Mutwillige Zerstörung in der Nacht
In der Nacht zum Donnerstag sind auf Gran Canaria fünf Flammenbäume (Flamboyán) mutwillig und mit Wurzelwerk ausgerissen worden. Der Vandalismus ereignete sich auf dem Mittelstreifen der Avenida de la Unión Europea in der Gemeinde San Bartolomé de Tirajana. Anwohner entdeckten die Zerstörung am Donnerstagmorgen: Anstelle der jungen Bäume klafften nur noch Löcher im Grünstreifen, umher verstreute Erde bedeckte den Gehweg.

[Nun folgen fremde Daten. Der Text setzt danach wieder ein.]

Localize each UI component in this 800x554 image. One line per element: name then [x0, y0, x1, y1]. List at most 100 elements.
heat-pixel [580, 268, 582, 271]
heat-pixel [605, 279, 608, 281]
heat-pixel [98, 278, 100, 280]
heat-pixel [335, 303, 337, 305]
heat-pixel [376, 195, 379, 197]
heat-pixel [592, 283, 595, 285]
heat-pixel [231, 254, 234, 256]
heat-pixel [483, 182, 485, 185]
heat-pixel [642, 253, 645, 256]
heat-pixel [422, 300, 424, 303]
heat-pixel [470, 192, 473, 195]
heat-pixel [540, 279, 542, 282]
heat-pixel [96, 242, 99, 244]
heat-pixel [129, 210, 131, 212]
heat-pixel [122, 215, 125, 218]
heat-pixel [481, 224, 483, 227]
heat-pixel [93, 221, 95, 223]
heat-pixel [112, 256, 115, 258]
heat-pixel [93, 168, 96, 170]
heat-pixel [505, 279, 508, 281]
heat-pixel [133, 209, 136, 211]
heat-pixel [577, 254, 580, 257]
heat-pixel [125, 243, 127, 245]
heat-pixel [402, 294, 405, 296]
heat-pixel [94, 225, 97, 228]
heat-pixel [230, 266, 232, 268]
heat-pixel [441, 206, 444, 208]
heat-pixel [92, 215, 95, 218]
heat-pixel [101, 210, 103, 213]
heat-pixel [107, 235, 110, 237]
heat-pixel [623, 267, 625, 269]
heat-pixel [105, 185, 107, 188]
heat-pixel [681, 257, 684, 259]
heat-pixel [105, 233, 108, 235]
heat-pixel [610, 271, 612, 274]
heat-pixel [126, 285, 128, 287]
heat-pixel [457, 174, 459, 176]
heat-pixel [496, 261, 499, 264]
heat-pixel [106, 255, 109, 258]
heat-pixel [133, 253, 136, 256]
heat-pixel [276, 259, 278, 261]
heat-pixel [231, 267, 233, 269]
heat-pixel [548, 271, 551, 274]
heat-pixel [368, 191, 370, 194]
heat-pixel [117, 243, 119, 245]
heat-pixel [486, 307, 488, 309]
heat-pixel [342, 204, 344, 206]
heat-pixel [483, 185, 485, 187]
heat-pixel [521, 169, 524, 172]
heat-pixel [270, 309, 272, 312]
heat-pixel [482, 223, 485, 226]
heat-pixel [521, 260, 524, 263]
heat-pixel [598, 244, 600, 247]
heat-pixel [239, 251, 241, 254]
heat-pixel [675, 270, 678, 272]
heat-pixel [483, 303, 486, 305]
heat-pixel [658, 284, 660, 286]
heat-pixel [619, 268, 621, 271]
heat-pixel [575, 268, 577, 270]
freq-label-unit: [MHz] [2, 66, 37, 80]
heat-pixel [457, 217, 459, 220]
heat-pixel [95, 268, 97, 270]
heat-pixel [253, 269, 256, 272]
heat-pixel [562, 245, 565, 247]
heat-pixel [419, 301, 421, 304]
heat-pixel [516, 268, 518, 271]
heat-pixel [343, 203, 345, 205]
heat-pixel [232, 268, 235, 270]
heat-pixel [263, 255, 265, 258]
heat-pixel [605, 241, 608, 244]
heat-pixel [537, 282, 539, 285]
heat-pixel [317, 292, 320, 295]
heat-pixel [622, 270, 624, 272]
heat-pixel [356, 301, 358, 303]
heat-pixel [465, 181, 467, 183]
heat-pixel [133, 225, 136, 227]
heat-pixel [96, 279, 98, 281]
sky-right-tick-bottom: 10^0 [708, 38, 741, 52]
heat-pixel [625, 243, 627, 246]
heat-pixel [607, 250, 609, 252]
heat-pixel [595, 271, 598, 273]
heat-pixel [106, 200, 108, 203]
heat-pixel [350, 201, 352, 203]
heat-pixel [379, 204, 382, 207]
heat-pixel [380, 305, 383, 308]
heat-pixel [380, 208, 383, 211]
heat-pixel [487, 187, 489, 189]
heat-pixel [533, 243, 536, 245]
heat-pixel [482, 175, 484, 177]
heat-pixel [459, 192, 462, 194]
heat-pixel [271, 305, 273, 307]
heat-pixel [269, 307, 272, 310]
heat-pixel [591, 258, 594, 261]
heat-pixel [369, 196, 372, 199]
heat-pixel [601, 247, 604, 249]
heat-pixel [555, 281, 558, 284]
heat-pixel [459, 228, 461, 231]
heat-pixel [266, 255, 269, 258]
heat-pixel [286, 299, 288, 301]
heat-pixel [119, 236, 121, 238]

Empörung bei Anwohnern und Händlern
Die Tat hat unter Bewohnern und Geschäftsleuten der Gegend für Unverständnis und Ärger gesorgt. Sie verurteilen den Akt als reinen Vandalismus, der sowohl das städtische Grün als auch das Erscheinungsbild der Avenue schädigt. Die Flammenbäume, bekannt für ihre leuchtend rote Blüte und ihre ausladende Krone, waren bereits mehrere Jahre alt und im vollen Wachstum. Sie spendeten zunehmend Schatten und trugen dazu bei, die gefühlte Temperatur in den heißen Monaten zu senken – ein wichtiger Beitrag in einer Region, die regelmäßig mit hohen Temperaturen zu kämpfen hat.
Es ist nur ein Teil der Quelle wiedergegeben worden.